This is an interesting thread. My financial education is also limited. The key question that has always bothered me seems similar:
What is inflation?
I understand the value of dollars declines over time and can read a graph, but why must this happen? Isn’t purchasing power important? Inflation seems generally referred to as if it is a fundamental natural force or law like entropy. “The total amount of dollars in any closed financial system must always increase.” Is this really inevitable and if so why is it considered good and simple “economic grease”?
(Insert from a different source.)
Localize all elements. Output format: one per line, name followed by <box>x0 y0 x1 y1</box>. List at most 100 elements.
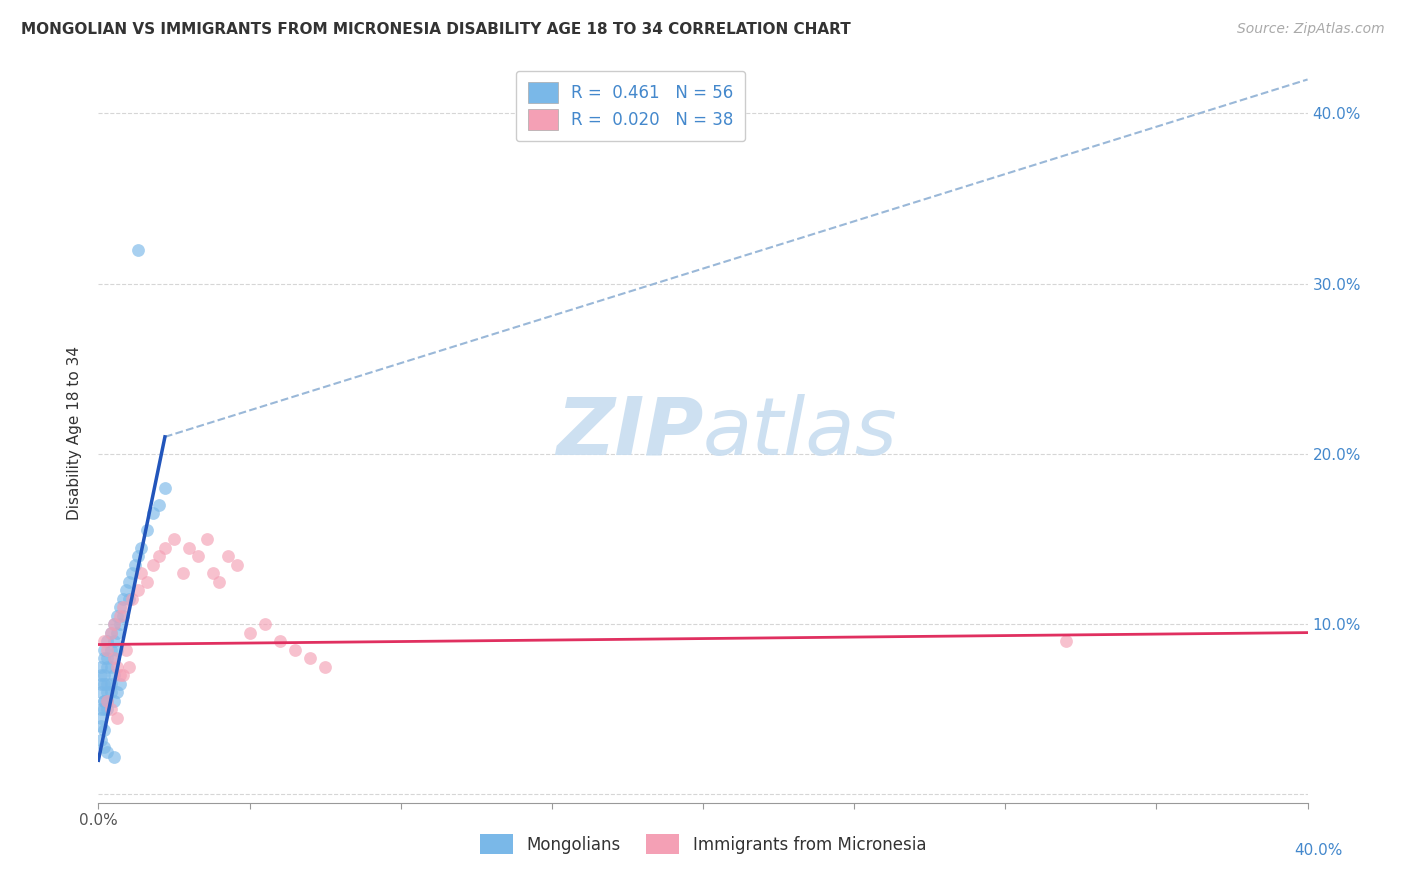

This seems related to the original question of the necessity for continued economic expansion. It also seems fundamentally related to the current housing fiasco as well. Shouldn’t housing basically be a zero sum game, taken as a whole? How can housing really ever outpace wage increases or inflation? How can GDP increase ever really outpace wage increase/actual production? Likewise, how can housing ever be a real source of “wealth building”? What other perceived market values are going to evaporate with the housing/credit bubble?
As far as our economy goes, what happens if wages do not keep pace with inflation? If they have not in the past, do not currently, or will not in the future what does that directly imply?
The whole issue of nearly unrestrained addition of money supply to a relatively static economic capacity seems fundamental. Also seemingly fundamental is the fact that debt presumes on the future. Isn’t debt interest a sort of tax on future productivity? Where is the expectation for future payoff of our current national debt load (personal, corporate, and private)? Won’t the introduction of such a concept require a total shift in values as a nation? What happens if we don’t shift our values in time?
Nationally speaking, what is the current national tax “budget”? What percent of all taxes is currently being spent on debt interest? How fast is that growing? When will our national debt servicing obligations exceed our ability to pay? What will happen then? Isn’t the fundamental faith in the whole system really a fundamental expectation of actual future debt repayment? I think the current housing market shows what happens when that expectation is forgotten. Isn’t our national debt similar to a toxic mortgage? Maybe negative amortization perhaps?
Can anyone explain to me how housing became so fundamental to our economy? I understand the consumer part of GDP. But how can our economy be considered healthy and strong if it is so dependent on spending and not production? Doesn’t money ultimately represent intrinsic value and production? Shouldn’t we be more concerned about actual production measurement and intrinsic value, rather than the total number of dollars being created and spent, when judging economic health?…especially given the nearly unlimited ability to create new dollars. Doesn’t this fact make GDP a poor indicator?
How do a slow down in housing starts, a deceleration in house price appreciation, and a rise in foreclosures pose such a serious threat to an otherwise healthy economy and world financial markets? Why should it pose a systemic banking crisis? How are we going to afford even the interest on the future debt the government will create to try to buy out the current problem?
The more I ask these sorts of questions, the more convinced I become that the future is darker than most bears have imagined. Maybe we shouldn’t assume that ours can will be the first successful fiat monetary system in history. I guess it’s only successful until it fails…
Should I be buying guns and gold? Warming up my bartering skills? My common man theory of finance kept me from buying a house in San Diego in 2004. It is telling me now that our whole monetary system itself looks like a giant pyramid scheme. What am I missing?